Earlier this month, more than 3.2 billion unique unencrypted email and password combinations were released on a popular hacking forum. This COMB, or Compilation of Many Breaches, contains data from a number of previous breaches including Netflix, LinkedIn, Yahoo, Hotmail, and many others. To put the enormity of this breach into perspective, there are approximately 7.8 billion people on earth and 4.7 billion internet users. This means that this COMB puts almost 70% of internet users at risk.
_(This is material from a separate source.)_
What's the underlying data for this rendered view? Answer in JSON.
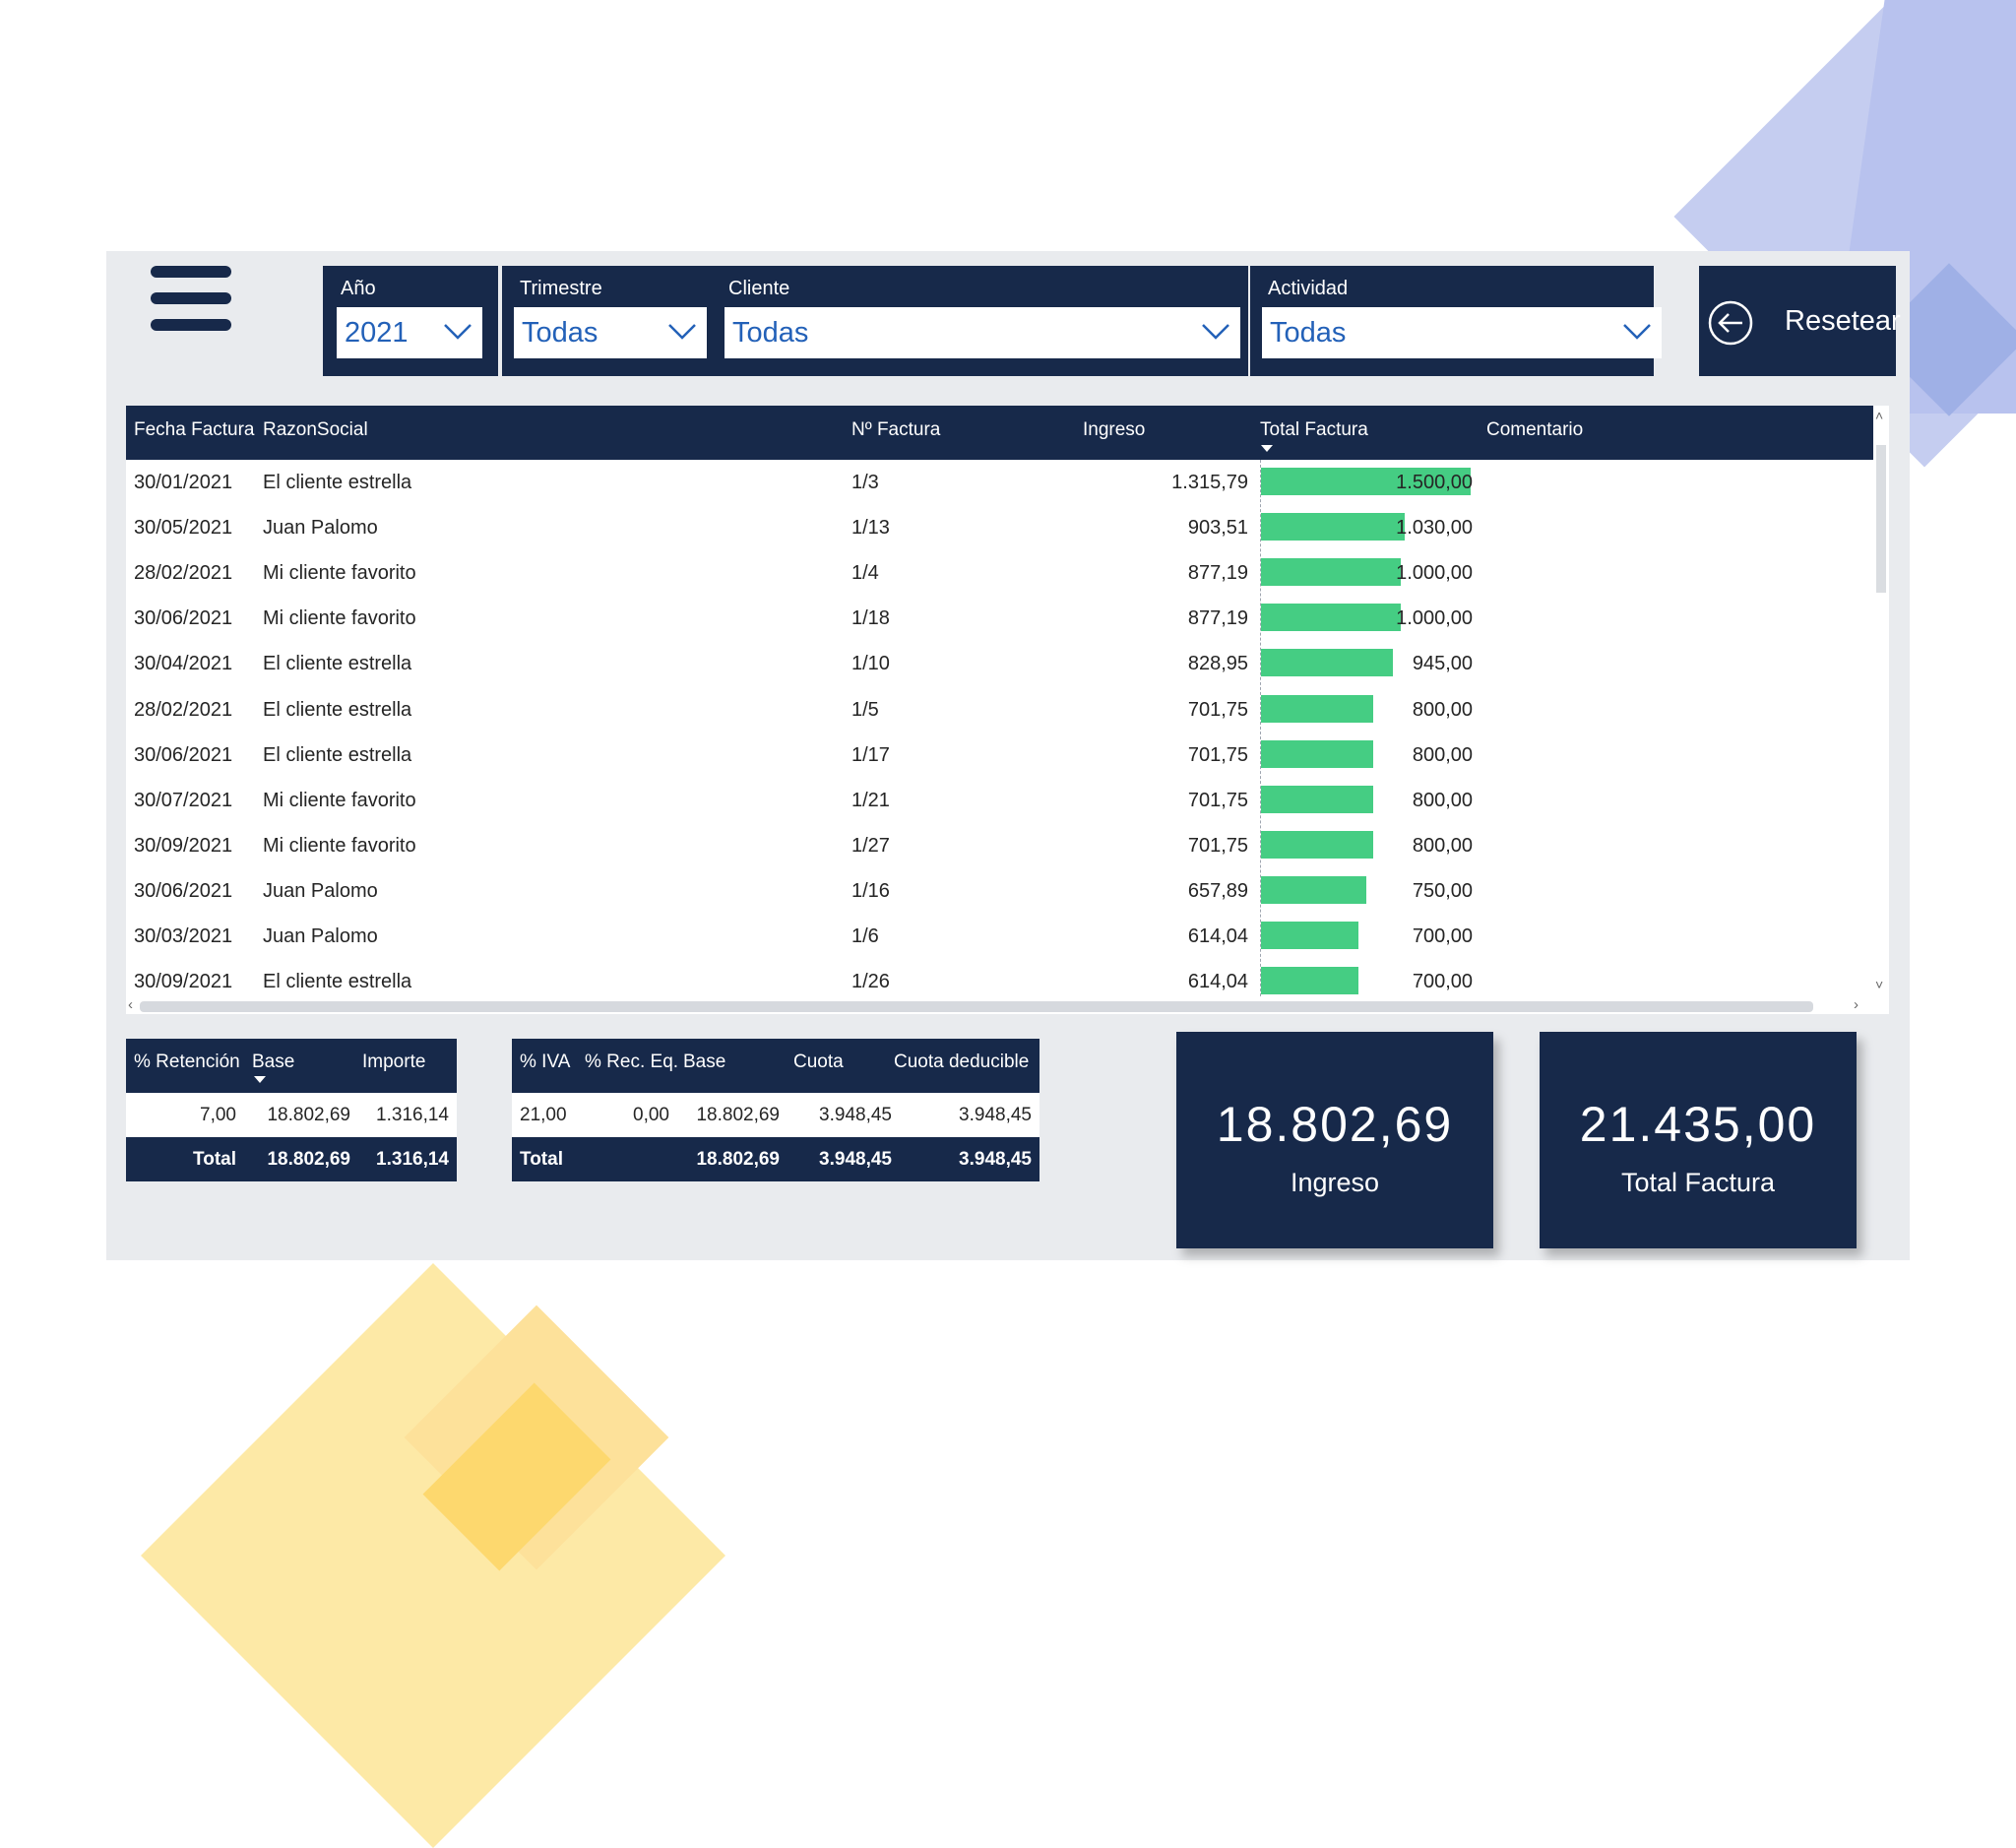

According to CyberNews, “COMB is a quick, searchable, well-organized database of past major leaks”. This includes 200 million Gmail addresses and 450 million Yahoo addresses. If you’re a chronic password recycler (over 50% of internet users are), this means many of your accounts could have been breached. Aware of the frequency in which people reuse passwords for multiple accounts, hackers can use info gathered from COMB to break into your other accounts. This is called credential stuffing. Continue reading to see what you should do to help protect yourself from the fallout of this massive COMB.
What should I do?
Change your passwords
If you found out that your information was breached, or even just suspect that it might have been, immediately changing your passwords is a smart first step. You can check if your email has been involved in a breach by using the Have I Been Pwned? tool. iPhone users can also find what passwords of theirs have been found in a data breach thanks to a rather recent update. To do this, go to Settings > Passwords. Any compromised accounts will be shown in the Security Recommendations section.
Create strong passwords
While you’re changing your passwords, make sure the new ones you’re creating are strong. What makes a good password? Hard to crack passwords are random, long, and contain a variation of characters (ex. uppercase, lowercase, numbers, symbols). You can also use a passphrase. A passphrase is a collection of multiple, sometimes random or abbreviated words such as FoxtablerUgsockS or abbreviating a sentence like “My favorite food is bagels with cream cheese” to “MfFiBwCc”. Also, don’t reuse passwords. It’s more than likely that reusing the same password for multiple accounts got you into this mess in the first place. Don’t make the same mistake twice!
Use a password manager
Using a unique password for each account can seem impossible, especially if you have dozens or hundreds of accounts. Using a password manager can help keep your passwords organized and secure. A password manager stores your credentials in an encrypted database. All you have to remember is the master password for the manager and you’re good to go. Many password managers can also help you create strong passwords.
Enable multi-factor authentication
Through the use of two or more authentication methods, multi-factor authentication is a great way to lock down your login. This combo could be something you have (such as a code sent to your mobile phone via text or authenticator app), something you are (such as a fingerprint), or something you know (such as a password).